“If you were a pill, I’d take a handful at my will and knock you back with something sweet and strong”
Lately, The Vodo has been begging me for Replacements’ bootlegs and Westerberg rarities. He alleges that this to help set a mood for a story he’s working on, but I think he just likes to challenge me. So far, I have not failed him. At least I don’t think I have.
So, I’ve had ‘Mats on the brain for the past few weeks. The irony here is that they are my all-time favorite band and yet I hardly ever listen to their music. I’m not sure why this is. Every once in awhile I’ll cue up “Let it Be” (arguably their best) or, more likely, my playlist featuring 26 versions of “Can’t Hardly Wait” (because I am nothing if not obsessive), but mostly I skip by their music because I just don’t feel like listening to it. Or I feel like I’ve listened to that song a million times. Familiarity breeds contempt?
This morning as I was trying to cleanse the Juice Newton from my brain, and I decided to search for the word Valentine in honor of the holiday. I was curious to see what would come up. In my head, I guessed Tom Waits’ “Blue Valentine” and that’s about it. My brain, after all, was sticky with the non-stop Juice.
As soon as I spied “Valentine” by The Replacements, I was all hell yes, I love that song. In fact, I had totally forgotten the song even existed which is too bad. This is one of the song that made me fall in love with Paul Westerberg’s writing.
“Valentine” is, for me, one of the unforgotten Westerberg gems. Even if I were to rifle off my favorite ‘Mats songs, I don’t think it’d make the cut. Plus, I often never finish the list after I get past the Holy-Triumvirate (Can’t Hardly Wait, Left of the Dial, Bastards of Young).
But you got to give “Valentine” props. It’s so clever. Most people laud the “you wished upon a star that turned into a plane” line.
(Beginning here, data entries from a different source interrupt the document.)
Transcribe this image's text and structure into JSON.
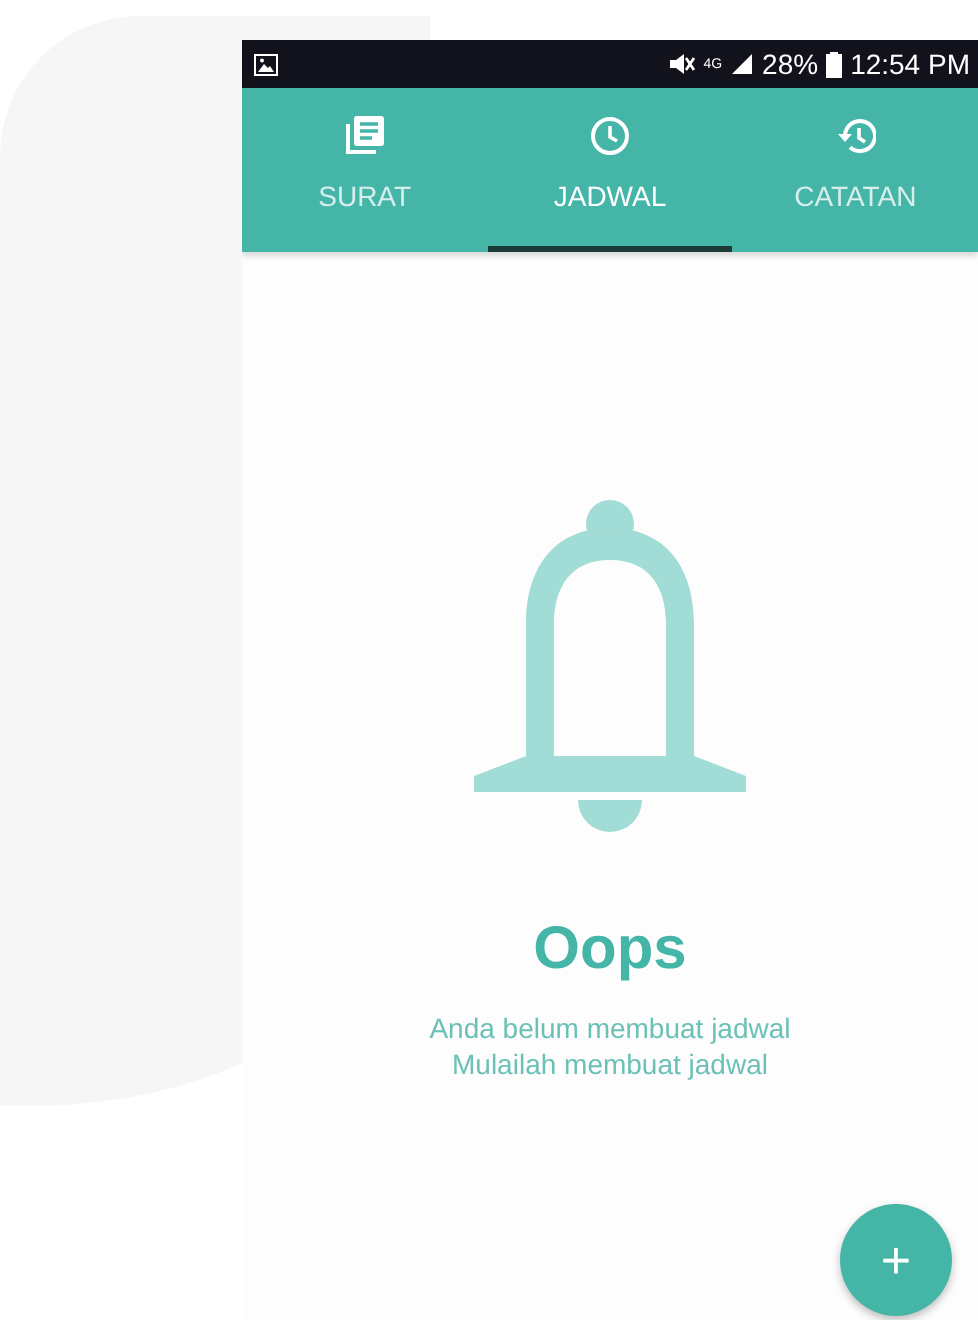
{
  "status_bar": {
    "network": "4G",
    "battery": "28%",
    "time": "12:54 PM"
  },
  "tabs": [
    {
      "label": "SURAT",
      "selected": false
    },
    {
      "label": "JADWAL",
      "selected": true
    },
    {
      "label": "CATATAN",
      "selected": false
    }
  ],
  "empty_state": {
    "title": "Oops",
    "lines": [
      "Anda belum membuat jadwal",
      "Mulailah membuat jadwal"
    ]
  },
  "fab": {
    "label": "+"
  }
}
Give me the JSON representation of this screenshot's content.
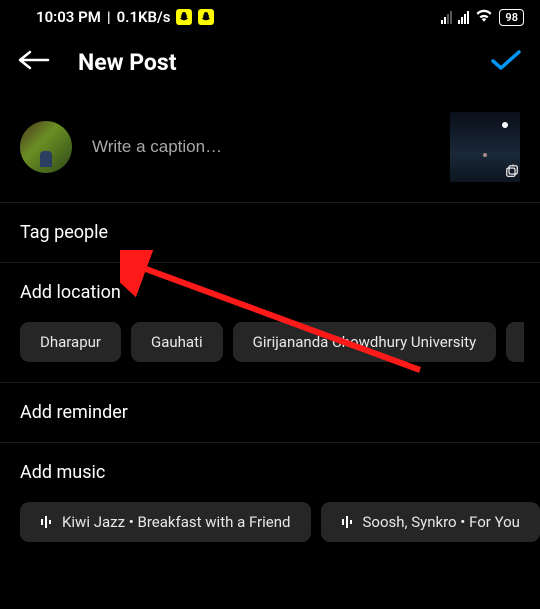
{
  "status": {
    "time": "10:03 PM",
    "speed": "0.1KB/s",
    "battery": "98"
  },
  "header": {
    "title": "New Post"
  },
  "caption": {
    "placeholder": "Write a caption…"
  },
  "rows": {
    "tag_people": "Tag people",
    "add_location": "Add location",
    "add_reminder": "Add reminder",
    "add_music": "Add music"
  },
  "location_chips": [
    "Dharapur",
    "Gauhati",
    "Girijananda Chowdhury University"
  ],
  "music_chips": [
    "Kiwi Jazz • Breakfast with a Friend",
    "Soosh, Synkro • For You"
  ]
}
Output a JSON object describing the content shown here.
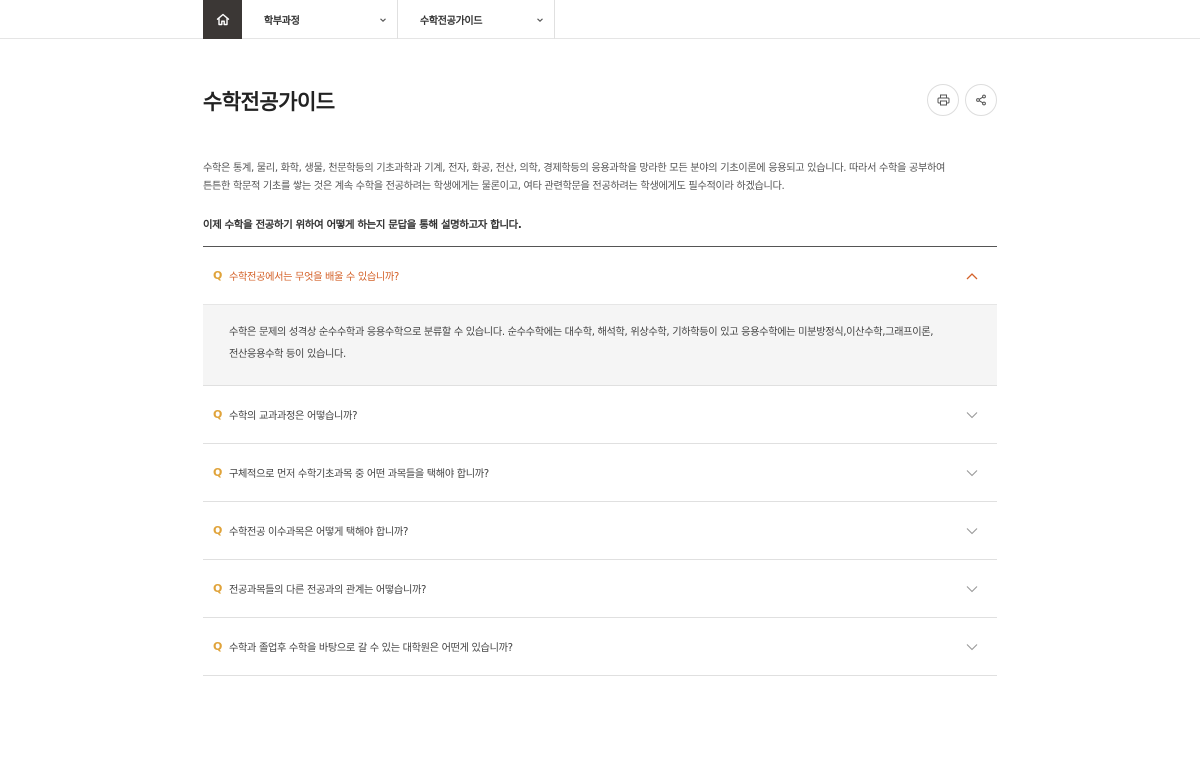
{
  "nav": {
    "home_icon": "home-icon",
    "crumbs": [
      {
        "label": "학부과정",
        "icon": "chevron-down-icon"
      },
      {
        "label": "수학전공가이드",
        "icon": "chevron-down-icon"
      }
    ]
  },
  "header": {
    "title": "수학전공가이드",
    "print_icon": "printer-icon",
    "share_icon": "share-icon"
  },
  "intro": {
    "line1": "수학은 통계, 물리, 화학, 생물, 천문학등의 기초과학과 기계, 전자, 화공, 전산, 의학, 경제학등의 응용과학을 망라한 모든 분야의 기초이론에 응용되고 있습니다. 따라서 수학을 공부하여",
    "line2": "튼튼한 학문적 기초를 쌓는 것은 계속 수학을 전공하려는 학생에게는 물론이고, 여타 관련학문을 전공하려는 학생에게도 필수적이라 하겠습니다.",
    "lead": "이제 수학을 전공하기 위하여 어떻게 하는지 문답을 통해 설명하고자 합니다."
  },
  "colors": {
    "accent_q": "#e0a33a",
    "active_question": "#d4622a",
    "home_bg": "#3b3735"
  },
  "faq": [
    {
      "q_mark": "Q",
      "question": "수학전공에서는 무엇을 배울 수 있습니까?",
      "state": "expanded",
      "answer_line1": "수학은 문제의 성격상 순수수학과 응용수학으로 분류할 수 있습니다. 순수수학에는 대수학, 해석학, 위상수학, 기하학등이 있고 응용수학에는 미분방정식,이산수학,그래프이론,",
      "answer_line2": "전산응용수학 등이 있습니다."
    },
    {
      "q_mark": "Q",
      "question": "수학의 교과과정은 어떻습니까?",
      "state": "collapsed"
    },
    {
      "q_mark": "Q",
      "question": "구체적으로 먼저 수학기초과목 중 어떤 과목들을 택해야 합니까?",
      "state": "collapsed"
    },
    {
      "q_mark": "Q",
      "question": "수학전공 이수과목은 어떻게 택해야 합니까?",
      "state": "collapsed"
    },
    {
      "q_mark": "Q",
      "question": "전공과목들의 다른 전공과의 관계는 어떻습니까?",
      "state": "collapsed"
    },
    {
      "q_mark": "Q",
      "question": "수학과 졸업후 수학을 바탕으로 갈 수 있는 대학원은 어떤게 있습니까?",
      "state": "collapsed"
    }
  ]
}
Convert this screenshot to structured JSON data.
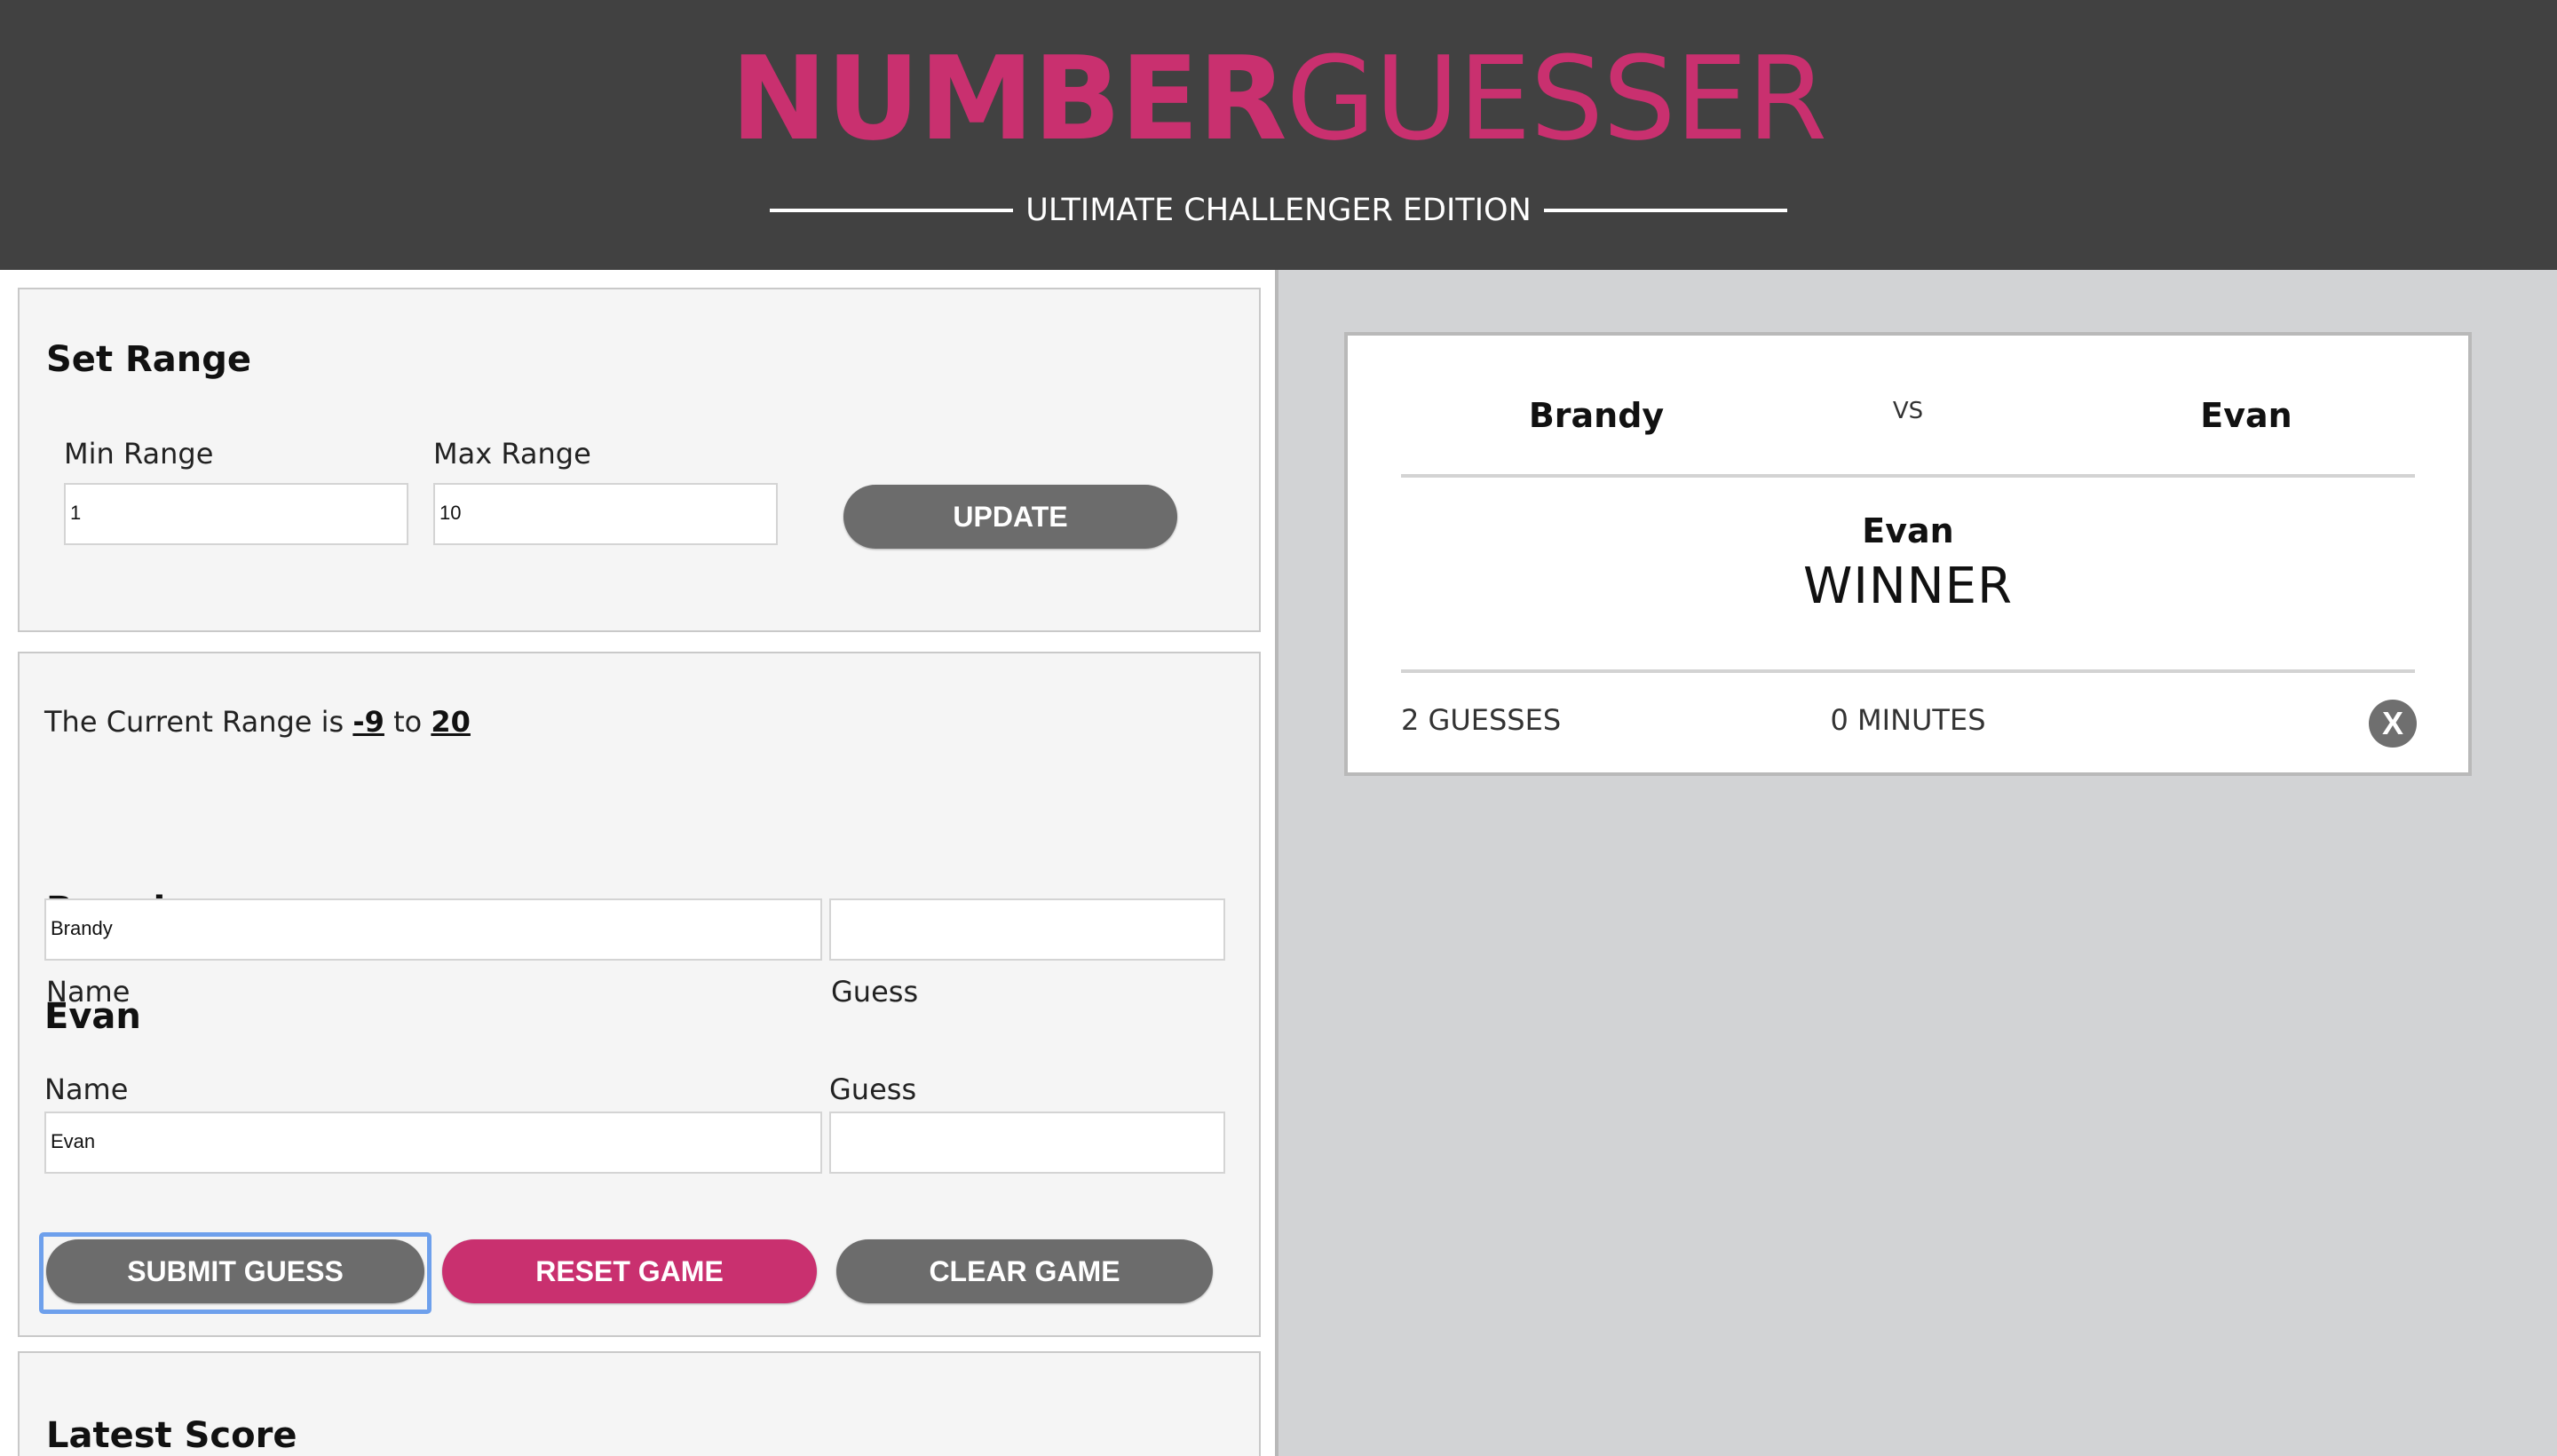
{
  "header": {
    "logo_bold": "NUMBER",
    "logo_light": "GUESSER",
    "subtitle": "ULTIMATE CHALLENGER EDITION"
  },
  "set_range": {
    "title": "Set Range",
    "min_label": "Min Range",
    "max_label": "Max Range",
    "min_value": "1",
    "max_value": "10",
    "update_label": "UPDATE"
  },
  "players": {
    "range_prefix": "The Current Range is",
    "range_min": "-9",
    "range_joiner": "to",
    "range_max": "20",
    "player1": {
      "heading": "Brandy",
      "name_label": "Name",
      "name_value": "Brandy",
      "guess_label": "Guess",
      "guess_value": ""
    },
    "player2": {
      "heading": "Evan",
      "name_label": "Name",
      "name_value": "Evan",
      "guess_label": "Guess",
      "guess_value": ""
    },
    "buttons": {
      "submit": "SUBMIT GUESS",
      "reset": "RESET GAME",
      "clear": "CLEAR GAME"
    }
  },
  "latest_score": {
    "title": "Latest Score"
  },
  "result_card": {
    "challenger1": "Brandy",
    "vs": "VS",
    "challenger2": "Evan",
    "winner_name": "Evan",
    "winner_label": "WINNER",
    "guesses": "2 GUESSES",
    "minutes": "0 MINUTES",
    "close": "X"
  },
  "colors": {
    "accent": "#c9306f",
    "header_bg": "#414141",
    "button_gray": "#6c6c6c",
    "page_bg": "#d2d3d5"
  }
}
Which, you know, is good but kind of pedestrian. And then there’s the whole pill metaphor. Which is great. . . what with all that pills can imply, imparting both relief from pain/illness or death.
But my favorite line of the song is: “Trouble keeping your head up when you’re hungry and you’re fed up.” I just love the play of hungry and fed up. It’s so damn clever and such an apt description for that kind of exasperation and desperation. It’s the kind of wordplay that made me fall in love with Westerberg’s music. Such a nice thing to remember today.